"İçtihat Metni"
MAHKEMESİ : Bursa Bölge Adliye Mahkemesi 8. Hukuk Dairesi
KARAR : Esastan ret
İLK DERECE MAHKEMESİ : Balıkesir 2. Asliye Hukuk Mahkemesi
Taraflar arasındaki kamulaştırmasız el atılan taşınmaz bedelinin tahsili istemine ilişkin davada yapılan yargılama sonunda İlk Derece Mahkemesince davanın kabulüne karar verilmiştir.
Kararın davalı idareler vekilleri tarafından istinaf edilmesi üzerine, Bölge Adliye Mahkemesince istinaf başvurusunun esastan reddine karar verilmiştir.
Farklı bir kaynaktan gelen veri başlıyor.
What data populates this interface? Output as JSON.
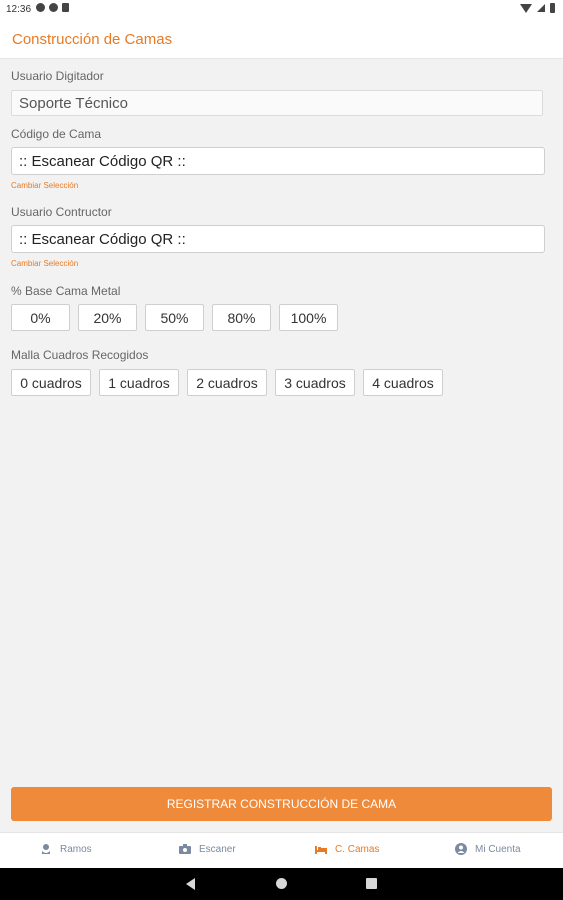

Bölge Adliye Mahkemesi kararı davalı idareler vekilleri tarafından temyiz edilmekle; kesinlik, süre, temyiz şartı ve diğer usul eksiklikleri yönünden yapılan ön inceleme sonucunda, temyiz dilekçesinin kabulüne karar verildikten ve Tetkik Hâkimi tarafından hazırlanan rapor dinlendikten sonra dosyadaki belgeler incelenip gereği düşünüldü:
I. DAVA
Davacılar vekili dava dilekçesinde özetle; dava konusu Balıkesir ili, ... ilçesi, 2. ... Mahallesi 11911 ada 8 parsel (eski 826 ada 11 parsel) sayılı taşınmazın bir kısmına fiilen asfalt yol ve yaya kaldırımı yapılarak el atıldığını, dava konusu taşınmazın imar planında kısmen lise, kısmen park, kısmen refüj ve kısmen de yol alanında kaldığını, fiilen el atılmayan kısımların da proje bütünlüğü kapsamında değerlendirilerek taşınmazın tamamının bedelinin davalı idarelerden tahsiline karar verilmesini talep etmiştir.
II. CEVAP
1. Davalı ... vekili cevap dilekçesinde özetle; dava konusu taşınmaza idarelerince el atılmadığını, idarî yargının görevli olduğunu, husumetin Maliye Hazinesine yöneltilmesi gerektiğini, müvekkili kurumun taraf sıfatı bulunmadığından davaya husumet yönünden itiraz ettiklerini, davanın yasal ve hak düşürücü sürede açılmadığından davanın zamanaşımı ve hak düşürücü süre yönünden reddinin gerektiğini, davanın Karayolları Genel Müdürlüğüne ihbar edilmesi gerektiğini ileri sürerek davanın reddine karar verilmesini talep etmiştir.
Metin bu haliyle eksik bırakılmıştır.